Palm Springs and I first met back in the 1980s. I didn’t really pay much attention to her then. I was young and in town for just a day. We met. I left. Nothing much more occurred between us. I never thought to see her. She never thought to call.
We were re-introduced in the mid 1990s. I was single and young. She, being an older woman quite used to the likes of me, played along and brought sun, pools and a seemingly endless supply of youthful diversions. It was a period, quite frankly, that made me appreciate the experience and history she brought to the table.
It was also, thusly so, that we began dating in ernest in the early ages of the new millennium. The fact i was involved with someone else didn’t bother her at all. I actually think she preferred it more. In any case, our courtship was a relationship filled with fun and memories. Everything we needed, it seemed.
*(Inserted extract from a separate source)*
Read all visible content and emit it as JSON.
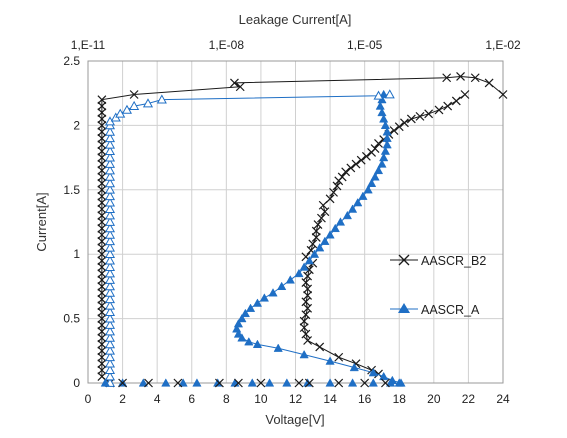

Over time, the friends moved away and parties became less frequent. She still dazzled, Palm Springs. Don’t get me wrong. But our relationship became less ‘escapist’ and more akin to an old married comfort. It became less about flash and fun and more about quite peace. It is, ultimately, what draws most to her.
But another City called. One with a bigger name, so to speak. Having discovered that peace and calm wasn’t so much Palm Springs’ offering as my state of mine, I took the call. But it’s all out there now. She knows, my Palm Springs, that our time is done; is coming to a close. I’m not worried; she’s seen it before. She knows the odds are good I’ll come back to her. So many have. She may be right. Who knows?
Rest assured, I am not leaving her like some wanton lover met at a bar. I am leaving her knowing that while I may be gone, she will never be forgotten. For a person simply doesn’t forget the impact of an affair like we had. Well, at least not me. For, you see, I will always – and I mean – always love Palm Springs.